In visible wavelengths, Voyager 2’s camera revealed a virtually featureless blue-green orb. We observe greater detail with the infrared wavelengths and increased sensitivity of Webb, demonstrating how active Uranus’ atmosphere is.
A polar cap, or region of brightening at the pole facing the Sun, may be seen on the right side of the planet. These Webb data will aid scientists in unraveling the now unfathomable process behind this peculiar polar cap that appears on Uranus in the summer when the pole is exposed to direct sunlight and disappears in the fall. The polar cap’s slightly increased brightness in the middle was a startling feature that Webb uncovered. We may be able to notice this increased Uranus polar feature because Webb’s NIRCam is more sensitive and has longer wavelengths than other powerful observatories like the Hubble Space Telescope and Keck Observatory.
A second extremely brilliant cloud is observed near the planet’s left limb, and there is a bright cloud at the edge of the polar cap as well as a few fainter extended structures just beyond the border of the cap. Such infrared-spectrum clouds are common in Uranus and probably indicate the presence of storms.
The internal chemical composition of this planet qualifies it as an ice giant. Most of its bulk is considered to be made up of a tiny rocky core surrounded by a hot, dense fluid of “icy” substances like water, methane, and ammonia.
The planet Uranus, the other ice giant in the Solar System, has been captured in a breathtaking photograph by the James Webb Space Telescope. Both striking rings and brilliant structures in the planet’s atmosphere may be seen in the new image. With their remarkable sensitivity, the new Webb observations on Uranus can detect even the most minute dusty rings. The odd Uranus, the seventh planet from the Sun, spins at a nearly 90-degree angle from the plane of its orbit. Since the poles of the world alternate between 42 years of continuous sunshine and 42 years of total darkness, this results in odd seasons. (Uranus takes 84 years to orbit the Sun). The northern pole, which lies on the right side of this photograph, is currently in late spring; Uranus’ northern summer will occur in 2028.
11 of Uranus’ 13 recognized rings may be seen in this Webb picture. When they are near enough, some of these rings with Webb appear to merge into a bigger ring because they are so brilliant. Two are the fainter dusty rings that weren’t seen until the 1986 flyby by Voyager 2, including the diffuse zeta ring nearest to the planet, which is one of the nine rings considered to be the planet’s primary rings. Future Webb photos of Uranus are anticipated to reveal the two flimsy outer rings, which were seen with Hubble during the 2007 ring-plane crossing.
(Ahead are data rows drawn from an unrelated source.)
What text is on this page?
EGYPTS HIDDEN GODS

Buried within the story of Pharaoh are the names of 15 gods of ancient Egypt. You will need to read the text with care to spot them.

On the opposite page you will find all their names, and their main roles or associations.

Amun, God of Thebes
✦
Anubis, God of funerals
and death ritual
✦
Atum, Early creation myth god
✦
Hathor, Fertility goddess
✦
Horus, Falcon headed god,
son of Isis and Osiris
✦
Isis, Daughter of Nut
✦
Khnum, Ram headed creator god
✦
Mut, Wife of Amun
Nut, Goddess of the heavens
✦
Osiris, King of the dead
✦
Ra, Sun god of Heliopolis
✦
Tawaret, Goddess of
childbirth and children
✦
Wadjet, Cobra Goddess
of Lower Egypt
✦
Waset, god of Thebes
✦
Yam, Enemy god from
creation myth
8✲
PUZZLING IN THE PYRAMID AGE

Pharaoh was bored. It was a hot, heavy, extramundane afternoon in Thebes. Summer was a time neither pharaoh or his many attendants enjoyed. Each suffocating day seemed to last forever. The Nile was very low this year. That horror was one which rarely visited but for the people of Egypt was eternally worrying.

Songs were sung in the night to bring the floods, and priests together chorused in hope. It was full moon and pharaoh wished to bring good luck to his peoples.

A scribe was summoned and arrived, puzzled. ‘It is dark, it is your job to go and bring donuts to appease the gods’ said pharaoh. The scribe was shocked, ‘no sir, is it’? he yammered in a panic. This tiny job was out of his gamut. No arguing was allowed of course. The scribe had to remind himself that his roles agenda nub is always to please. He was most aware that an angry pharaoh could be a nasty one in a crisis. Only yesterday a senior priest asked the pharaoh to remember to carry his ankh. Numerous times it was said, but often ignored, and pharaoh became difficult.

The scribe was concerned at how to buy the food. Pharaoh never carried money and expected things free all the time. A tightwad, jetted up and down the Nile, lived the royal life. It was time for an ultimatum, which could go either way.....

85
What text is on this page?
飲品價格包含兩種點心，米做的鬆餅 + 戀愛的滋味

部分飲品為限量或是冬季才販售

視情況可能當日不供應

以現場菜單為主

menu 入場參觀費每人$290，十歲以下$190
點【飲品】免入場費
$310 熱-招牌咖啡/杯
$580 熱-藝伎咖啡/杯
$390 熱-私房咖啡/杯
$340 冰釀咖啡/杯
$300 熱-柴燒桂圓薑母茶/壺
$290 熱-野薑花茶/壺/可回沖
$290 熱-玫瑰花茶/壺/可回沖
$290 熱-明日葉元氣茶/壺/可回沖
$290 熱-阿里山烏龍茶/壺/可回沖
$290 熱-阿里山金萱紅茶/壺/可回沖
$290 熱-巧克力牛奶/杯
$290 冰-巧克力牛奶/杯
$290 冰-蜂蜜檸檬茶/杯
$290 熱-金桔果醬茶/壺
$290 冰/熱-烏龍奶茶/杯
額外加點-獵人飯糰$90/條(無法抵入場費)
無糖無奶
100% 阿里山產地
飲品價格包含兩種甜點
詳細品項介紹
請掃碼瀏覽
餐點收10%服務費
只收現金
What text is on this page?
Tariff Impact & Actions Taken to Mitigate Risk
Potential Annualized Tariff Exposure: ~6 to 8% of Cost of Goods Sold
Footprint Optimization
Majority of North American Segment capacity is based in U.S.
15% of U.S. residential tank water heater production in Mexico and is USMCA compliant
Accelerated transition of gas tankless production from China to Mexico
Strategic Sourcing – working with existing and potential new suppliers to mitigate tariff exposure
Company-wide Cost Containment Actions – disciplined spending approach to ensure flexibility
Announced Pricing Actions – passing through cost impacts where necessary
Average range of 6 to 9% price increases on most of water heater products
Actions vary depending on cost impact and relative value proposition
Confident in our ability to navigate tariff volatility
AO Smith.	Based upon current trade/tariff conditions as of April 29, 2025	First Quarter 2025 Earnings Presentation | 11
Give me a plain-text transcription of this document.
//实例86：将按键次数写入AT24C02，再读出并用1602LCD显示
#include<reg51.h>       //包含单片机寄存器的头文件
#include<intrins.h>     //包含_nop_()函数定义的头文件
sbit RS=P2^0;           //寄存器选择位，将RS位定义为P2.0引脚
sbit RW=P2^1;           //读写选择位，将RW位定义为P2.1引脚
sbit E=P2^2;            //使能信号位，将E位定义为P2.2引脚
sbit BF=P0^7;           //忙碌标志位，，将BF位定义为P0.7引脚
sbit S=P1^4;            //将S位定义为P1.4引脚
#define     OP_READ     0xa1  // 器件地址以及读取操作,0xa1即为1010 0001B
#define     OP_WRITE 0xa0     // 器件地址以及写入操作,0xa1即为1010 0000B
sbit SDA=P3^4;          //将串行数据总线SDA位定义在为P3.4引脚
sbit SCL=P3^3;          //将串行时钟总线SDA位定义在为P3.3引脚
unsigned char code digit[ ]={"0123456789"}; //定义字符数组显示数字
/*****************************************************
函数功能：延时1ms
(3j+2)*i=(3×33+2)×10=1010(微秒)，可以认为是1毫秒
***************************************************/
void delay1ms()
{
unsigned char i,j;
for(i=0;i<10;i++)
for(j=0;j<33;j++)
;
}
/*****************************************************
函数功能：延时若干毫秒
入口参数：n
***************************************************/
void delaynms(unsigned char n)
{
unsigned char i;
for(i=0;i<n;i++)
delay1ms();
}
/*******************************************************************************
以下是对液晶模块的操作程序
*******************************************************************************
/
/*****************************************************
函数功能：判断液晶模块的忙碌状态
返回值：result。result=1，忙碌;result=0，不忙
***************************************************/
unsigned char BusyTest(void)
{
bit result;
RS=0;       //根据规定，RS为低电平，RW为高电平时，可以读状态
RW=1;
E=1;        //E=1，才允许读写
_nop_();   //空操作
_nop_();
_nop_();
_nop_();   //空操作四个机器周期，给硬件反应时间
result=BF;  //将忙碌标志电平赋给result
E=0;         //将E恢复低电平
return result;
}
Many of Uranus’ 27 known moons, the majority of which are too tiny and dim to be visible here, were also photographed by Webb; the six brightest are noted in the wide-view image. Just two filters and a 12-minute exposure time were used to capture this image of Uranus. It is only the tip of what Webb is capable of when it comes to studying this enigmatic planet. More research on Uranus is now being conducted, and more is planned during Webb’s first year of science operations.
In its 2023–2033 Planetary Science and Astrobiology decadal study, the National Academies of Sciences, Engineering, and Medicine designated Uranus science as a priority in 2022.